L’article 13 est remplacé comme suit:
Art. 13
(1)
Le salarié ou le pensionné obtient sur demande une bonification d’impôt pour enfant conformément à l’article 123bis de la loi en raison des enfants pour lesquels son droit à une modération d’impôt selon les prescriptions de l’article 140 de la loi a expiré à la fin d’une des deux années précédant l’année d’imposition.
(2)
Le montant de la bonification d’impôt pour enfant est égal à la différence des termes a et b ci-dessous:
l’impôt annuel se dégageant des articles 10, 11 ou 11bis augmenté de l’impôt visé à l’article 12, l’impôt annuel déterminé conformément à la lettre a ci-dessus, le nombre des charges d’enfants mis en compte étant préalablement majoré du nombre des enfants pour lesquels le droit à la modération d’impôt a expiré à la fin d’une des deux années précédant l’année d’imposition.

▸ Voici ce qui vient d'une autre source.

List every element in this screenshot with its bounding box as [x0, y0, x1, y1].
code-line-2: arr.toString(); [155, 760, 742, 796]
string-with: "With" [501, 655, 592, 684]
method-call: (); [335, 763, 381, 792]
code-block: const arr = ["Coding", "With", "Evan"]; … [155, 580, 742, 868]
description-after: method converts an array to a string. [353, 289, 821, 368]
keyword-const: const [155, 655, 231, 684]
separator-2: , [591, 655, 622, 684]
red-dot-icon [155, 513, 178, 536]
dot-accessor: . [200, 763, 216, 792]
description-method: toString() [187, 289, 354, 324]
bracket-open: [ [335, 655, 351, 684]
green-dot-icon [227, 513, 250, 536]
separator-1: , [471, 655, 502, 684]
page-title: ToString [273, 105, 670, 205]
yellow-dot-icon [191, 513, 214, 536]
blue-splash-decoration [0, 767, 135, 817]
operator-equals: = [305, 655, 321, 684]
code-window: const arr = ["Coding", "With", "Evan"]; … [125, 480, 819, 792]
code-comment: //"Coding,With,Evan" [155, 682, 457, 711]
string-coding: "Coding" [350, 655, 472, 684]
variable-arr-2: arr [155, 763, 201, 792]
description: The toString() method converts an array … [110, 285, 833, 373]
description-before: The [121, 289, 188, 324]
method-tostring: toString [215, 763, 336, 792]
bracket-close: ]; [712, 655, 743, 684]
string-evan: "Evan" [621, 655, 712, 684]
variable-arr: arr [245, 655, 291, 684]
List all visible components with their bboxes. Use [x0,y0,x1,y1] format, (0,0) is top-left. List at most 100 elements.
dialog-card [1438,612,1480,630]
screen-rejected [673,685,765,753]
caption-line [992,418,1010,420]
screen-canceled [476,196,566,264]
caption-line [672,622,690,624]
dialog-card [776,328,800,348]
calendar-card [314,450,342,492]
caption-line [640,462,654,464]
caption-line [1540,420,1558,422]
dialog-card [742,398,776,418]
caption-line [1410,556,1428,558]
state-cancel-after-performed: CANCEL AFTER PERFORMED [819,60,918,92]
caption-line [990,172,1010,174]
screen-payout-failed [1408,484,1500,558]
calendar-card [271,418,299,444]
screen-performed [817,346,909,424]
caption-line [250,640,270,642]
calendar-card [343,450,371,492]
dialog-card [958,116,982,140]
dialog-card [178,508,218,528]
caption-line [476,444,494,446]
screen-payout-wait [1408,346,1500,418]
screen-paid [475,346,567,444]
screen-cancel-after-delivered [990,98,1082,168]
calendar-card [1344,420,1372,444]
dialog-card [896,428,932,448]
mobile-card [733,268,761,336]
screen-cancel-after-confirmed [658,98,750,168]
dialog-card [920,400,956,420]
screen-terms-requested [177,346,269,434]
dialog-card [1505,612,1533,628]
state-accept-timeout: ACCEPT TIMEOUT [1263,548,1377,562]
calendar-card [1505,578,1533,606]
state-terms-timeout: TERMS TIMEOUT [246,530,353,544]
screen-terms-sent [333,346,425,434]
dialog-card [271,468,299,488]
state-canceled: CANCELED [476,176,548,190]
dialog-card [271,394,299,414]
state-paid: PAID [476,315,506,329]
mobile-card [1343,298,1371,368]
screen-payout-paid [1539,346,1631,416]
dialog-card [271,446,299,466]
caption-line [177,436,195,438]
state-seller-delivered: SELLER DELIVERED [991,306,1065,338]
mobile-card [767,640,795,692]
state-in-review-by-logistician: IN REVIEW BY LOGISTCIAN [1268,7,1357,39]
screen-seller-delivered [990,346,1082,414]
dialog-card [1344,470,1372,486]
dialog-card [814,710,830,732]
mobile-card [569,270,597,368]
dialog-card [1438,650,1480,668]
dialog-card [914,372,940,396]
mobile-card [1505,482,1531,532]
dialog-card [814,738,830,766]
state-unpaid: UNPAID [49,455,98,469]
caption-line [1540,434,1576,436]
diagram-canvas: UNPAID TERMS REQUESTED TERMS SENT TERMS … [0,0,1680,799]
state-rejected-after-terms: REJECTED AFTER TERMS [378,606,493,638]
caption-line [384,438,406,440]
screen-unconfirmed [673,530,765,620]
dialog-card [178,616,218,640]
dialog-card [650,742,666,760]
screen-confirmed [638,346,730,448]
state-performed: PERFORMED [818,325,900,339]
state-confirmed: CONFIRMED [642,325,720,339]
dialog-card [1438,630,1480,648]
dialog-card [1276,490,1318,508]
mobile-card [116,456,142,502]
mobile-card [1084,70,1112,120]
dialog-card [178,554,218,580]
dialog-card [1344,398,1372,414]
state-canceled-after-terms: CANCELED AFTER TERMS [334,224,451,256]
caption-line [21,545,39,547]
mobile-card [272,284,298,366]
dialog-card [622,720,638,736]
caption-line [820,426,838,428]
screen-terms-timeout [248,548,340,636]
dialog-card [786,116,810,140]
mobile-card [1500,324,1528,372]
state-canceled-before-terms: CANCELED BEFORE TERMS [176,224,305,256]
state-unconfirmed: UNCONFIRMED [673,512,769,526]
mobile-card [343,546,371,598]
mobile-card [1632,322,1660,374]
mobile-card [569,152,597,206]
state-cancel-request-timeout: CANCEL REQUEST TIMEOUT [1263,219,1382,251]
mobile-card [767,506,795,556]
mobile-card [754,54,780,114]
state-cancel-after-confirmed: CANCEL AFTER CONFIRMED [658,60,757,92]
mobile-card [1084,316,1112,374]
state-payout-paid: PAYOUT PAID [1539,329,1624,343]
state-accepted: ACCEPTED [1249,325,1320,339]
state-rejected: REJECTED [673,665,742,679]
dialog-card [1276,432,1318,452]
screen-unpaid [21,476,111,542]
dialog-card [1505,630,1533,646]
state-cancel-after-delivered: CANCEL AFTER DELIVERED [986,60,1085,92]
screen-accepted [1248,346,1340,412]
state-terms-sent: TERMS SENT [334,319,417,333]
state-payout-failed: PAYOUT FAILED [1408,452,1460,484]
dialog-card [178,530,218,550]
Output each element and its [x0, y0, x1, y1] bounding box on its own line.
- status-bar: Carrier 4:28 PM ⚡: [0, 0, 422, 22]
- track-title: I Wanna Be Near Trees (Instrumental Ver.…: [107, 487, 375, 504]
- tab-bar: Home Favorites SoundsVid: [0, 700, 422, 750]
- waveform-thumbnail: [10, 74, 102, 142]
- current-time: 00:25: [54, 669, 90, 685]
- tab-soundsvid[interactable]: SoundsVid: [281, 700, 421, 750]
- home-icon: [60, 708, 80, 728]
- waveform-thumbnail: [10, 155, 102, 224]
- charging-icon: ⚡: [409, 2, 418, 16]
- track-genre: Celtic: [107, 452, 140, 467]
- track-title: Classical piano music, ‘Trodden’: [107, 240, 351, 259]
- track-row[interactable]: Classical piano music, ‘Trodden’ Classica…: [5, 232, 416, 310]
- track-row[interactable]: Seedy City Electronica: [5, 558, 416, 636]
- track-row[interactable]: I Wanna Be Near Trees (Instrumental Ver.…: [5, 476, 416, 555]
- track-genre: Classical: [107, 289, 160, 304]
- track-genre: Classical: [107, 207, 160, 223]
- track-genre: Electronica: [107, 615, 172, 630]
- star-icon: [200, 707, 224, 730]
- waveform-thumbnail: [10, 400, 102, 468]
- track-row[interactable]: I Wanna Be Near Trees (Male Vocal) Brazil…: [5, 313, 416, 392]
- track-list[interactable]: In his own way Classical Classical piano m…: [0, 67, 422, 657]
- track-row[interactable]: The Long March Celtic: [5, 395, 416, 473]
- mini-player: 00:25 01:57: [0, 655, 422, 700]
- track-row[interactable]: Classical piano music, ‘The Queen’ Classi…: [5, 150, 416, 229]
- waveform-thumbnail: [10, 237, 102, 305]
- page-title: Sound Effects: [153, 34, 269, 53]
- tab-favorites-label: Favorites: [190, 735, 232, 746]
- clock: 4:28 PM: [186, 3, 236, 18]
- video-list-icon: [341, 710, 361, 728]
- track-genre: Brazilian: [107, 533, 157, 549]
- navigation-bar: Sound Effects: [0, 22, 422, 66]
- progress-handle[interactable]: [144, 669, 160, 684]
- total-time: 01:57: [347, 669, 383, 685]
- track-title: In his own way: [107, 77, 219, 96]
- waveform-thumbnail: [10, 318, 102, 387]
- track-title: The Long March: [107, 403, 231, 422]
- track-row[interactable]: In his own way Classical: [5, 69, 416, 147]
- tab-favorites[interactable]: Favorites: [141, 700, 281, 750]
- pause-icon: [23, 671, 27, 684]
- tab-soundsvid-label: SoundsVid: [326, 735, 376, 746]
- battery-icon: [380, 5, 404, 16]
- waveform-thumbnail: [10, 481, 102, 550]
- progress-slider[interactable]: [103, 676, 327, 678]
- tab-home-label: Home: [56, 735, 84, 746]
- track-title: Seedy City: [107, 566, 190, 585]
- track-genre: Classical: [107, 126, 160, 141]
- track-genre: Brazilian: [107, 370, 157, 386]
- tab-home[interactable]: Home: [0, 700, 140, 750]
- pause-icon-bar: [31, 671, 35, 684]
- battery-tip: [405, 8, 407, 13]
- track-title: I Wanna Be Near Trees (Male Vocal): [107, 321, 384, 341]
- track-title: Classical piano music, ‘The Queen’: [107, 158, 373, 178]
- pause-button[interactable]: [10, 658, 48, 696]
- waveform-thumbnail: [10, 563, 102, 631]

L’article 15, alinéa 1er est complété par les nouveaux numéros 13, 14 et 15 libellés comme suit:
13° qui, en ce qui concerne les non résidents non compris aux autres numéros du présent alinéa, disposent d’un revenu annuel dépassant la limite visée à l’article 14, alinéa 1er, numéro 1;
14° qui ont demandé un décompte annuel en vertu des articles 3, alinéa 1 lettre c et 11bis;
15° qui ont demandé une régularisation de leurs retenues d’impôt en vertu des articles 3, alinéa 3 et 11.
Art. 4.
Les dispositions du présent règlement sont applicables à partir de l’année d’imposition 1996, à l’exception des dispositions de l’article 3 qui sont applicables à partir de l’année d’imposition 1995.
Art. 5.
Notre Ministre des Finances est chargé de l’exécution du présent règlement qui sera publié au Mémorial.